The World Health Organization recently asked Gawande to devise a way to reduce surgical deaths worldwide within the next two years, a goal he isn’t sure is even remotely realistic. “I haven’t been able to figure out how to make my own hospital reduce its surgical deaths,” he says with a laugh. “How am I going to figure out how to do this globally?” He brought together 50 people from all over the world—the head of surgery of a hospital in Mongolia, an anesthesiologist from Nigeria—and asked participants for their ideas. One was a checklist for operating rooms worldwide: “Is this the right patient? Do we have the right operation? Has the patient been given an antibiotic to prevent infection?” In addition to heading off potential errors, the act of using a checklist makes “the surgeon and the anesthesiologist and the nurse talk together about what it is they are about to do and consider the possibilities for where this could break down.”

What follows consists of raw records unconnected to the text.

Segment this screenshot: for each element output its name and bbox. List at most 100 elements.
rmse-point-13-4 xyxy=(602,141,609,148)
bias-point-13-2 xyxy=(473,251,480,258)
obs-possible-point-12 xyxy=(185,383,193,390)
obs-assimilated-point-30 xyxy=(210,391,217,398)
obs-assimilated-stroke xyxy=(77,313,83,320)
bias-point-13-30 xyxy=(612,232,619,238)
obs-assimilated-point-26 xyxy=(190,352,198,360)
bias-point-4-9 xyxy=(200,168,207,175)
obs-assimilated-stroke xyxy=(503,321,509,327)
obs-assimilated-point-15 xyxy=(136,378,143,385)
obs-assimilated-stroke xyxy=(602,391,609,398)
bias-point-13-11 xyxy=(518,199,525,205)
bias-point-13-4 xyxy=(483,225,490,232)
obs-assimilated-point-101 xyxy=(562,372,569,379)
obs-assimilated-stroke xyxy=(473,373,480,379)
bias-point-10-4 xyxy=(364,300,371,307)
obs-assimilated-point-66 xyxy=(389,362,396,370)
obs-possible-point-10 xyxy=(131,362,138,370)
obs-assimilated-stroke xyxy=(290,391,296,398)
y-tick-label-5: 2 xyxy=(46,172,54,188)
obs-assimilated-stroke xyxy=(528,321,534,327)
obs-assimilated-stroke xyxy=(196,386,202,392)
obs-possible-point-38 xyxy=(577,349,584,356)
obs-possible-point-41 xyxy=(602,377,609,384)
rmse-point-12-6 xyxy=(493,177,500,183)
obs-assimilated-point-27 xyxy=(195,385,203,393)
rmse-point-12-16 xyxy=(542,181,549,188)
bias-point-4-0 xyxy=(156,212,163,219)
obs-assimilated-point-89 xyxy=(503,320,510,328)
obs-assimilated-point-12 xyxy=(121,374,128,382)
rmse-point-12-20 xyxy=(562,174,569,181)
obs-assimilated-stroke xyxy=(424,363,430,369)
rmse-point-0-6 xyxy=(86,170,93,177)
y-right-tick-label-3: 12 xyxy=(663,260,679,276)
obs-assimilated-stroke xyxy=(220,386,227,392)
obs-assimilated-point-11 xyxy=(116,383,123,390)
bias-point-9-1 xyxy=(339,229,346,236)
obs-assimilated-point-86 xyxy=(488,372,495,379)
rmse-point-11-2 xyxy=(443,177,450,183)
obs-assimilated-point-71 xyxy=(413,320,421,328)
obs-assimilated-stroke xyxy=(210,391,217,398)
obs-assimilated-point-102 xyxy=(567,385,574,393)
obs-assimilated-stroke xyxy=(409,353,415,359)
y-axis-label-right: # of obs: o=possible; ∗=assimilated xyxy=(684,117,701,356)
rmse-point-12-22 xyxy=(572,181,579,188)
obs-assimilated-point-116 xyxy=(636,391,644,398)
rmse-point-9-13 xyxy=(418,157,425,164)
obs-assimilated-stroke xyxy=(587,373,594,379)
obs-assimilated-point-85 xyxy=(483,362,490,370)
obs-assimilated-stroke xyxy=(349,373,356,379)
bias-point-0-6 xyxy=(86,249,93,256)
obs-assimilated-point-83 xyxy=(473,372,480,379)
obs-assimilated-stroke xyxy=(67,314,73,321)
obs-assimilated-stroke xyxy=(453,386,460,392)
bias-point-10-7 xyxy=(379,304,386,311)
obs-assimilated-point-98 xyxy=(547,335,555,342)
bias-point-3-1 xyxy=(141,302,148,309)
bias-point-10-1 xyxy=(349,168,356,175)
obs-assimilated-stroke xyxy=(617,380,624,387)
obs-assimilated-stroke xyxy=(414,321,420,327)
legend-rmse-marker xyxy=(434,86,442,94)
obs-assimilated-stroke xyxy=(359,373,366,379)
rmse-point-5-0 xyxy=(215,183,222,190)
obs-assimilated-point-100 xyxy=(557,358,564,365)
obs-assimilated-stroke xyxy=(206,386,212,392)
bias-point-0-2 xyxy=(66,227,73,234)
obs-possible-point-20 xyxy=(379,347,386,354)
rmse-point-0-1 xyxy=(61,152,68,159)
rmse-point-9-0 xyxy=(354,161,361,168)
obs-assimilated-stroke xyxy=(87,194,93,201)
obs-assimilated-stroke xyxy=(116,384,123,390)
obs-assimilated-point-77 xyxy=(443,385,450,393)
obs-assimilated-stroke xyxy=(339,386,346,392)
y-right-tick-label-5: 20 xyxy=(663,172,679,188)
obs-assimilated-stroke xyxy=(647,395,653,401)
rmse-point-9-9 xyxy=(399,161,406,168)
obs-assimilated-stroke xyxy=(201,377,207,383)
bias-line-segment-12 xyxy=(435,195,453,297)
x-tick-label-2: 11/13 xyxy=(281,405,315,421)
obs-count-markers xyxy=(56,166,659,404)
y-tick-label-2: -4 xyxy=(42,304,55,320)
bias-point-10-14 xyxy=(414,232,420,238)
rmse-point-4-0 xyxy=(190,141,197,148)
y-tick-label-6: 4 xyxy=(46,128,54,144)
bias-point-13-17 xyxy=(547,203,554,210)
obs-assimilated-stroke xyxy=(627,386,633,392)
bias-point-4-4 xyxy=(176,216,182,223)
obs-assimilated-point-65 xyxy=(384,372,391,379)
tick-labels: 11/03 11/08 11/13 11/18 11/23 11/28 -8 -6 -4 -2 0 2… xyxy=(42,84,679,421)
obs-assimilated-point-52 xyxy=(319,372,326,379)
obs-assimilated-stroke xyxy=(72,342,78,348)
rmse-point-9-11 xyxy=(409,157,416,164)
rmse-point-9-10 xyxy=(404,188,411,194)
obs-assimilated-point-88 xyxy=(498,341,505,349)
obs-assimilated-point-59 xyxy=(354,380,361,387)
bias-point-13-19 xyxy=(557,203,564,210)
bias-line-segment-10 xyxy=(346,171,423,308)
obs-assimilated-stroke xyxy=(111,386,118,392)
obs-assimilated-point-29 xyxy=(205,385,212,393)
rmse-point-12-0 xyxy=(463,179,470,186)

Willingness to change depends on humility, and humility can seem at odds with the confidence medicine demands. “You have to have a certain degree of ego to be competent,” Gawande acknowledges. As a surgeon, “you are willing to go into an operating room with just a few years of training under your belt, and put people within an inch of their lives, open them up, close them up and say you’ve made them better. That alone is—for want of a better word—ballsy.” But Gawande has observed a key difference between the merely competent doctors and the truly great ones. In great doctors, “their ego was not so overwhelming that it prevented them from seeing the facts of the situation.”

The same could be said for writers. Gawande remembers the C he got in his freshman writing seminar. “I had never seen a letter like that on my report card. I was horrified.” He tried fiction writing, mainly because a girl he had his eye on was taking the class. (He and Kathleen Hobson, ’88, married a few years later; they have three children.) The instructor, writer Ehud Havazelet, took Gawande aside partway through the class and suggested he find something else to do. (“Good thing he ignored me,” said Havazelet via e-mail.)

A decade later, Gawande was in residency at Harvard Medical School when he received an invitation from a friend to write for the online magazine Slate. It was there, he says, that he learned to write, guided by frank editors. Gawande says, “In a certain way, I’m attracted to blunt criticism. I ended up in surgery where there is the general sense that when you are in training, no one is there to make sure your ego is not hurt. People put it to you straight: ‘You suck at this. You’re better at that. Do less of this and more of that.’” Today, when Gawande hands over an essay to the New Yorker, he prepares himself to see its flaws. “I always make myself think, there has got to be something we can do here that will make it better.”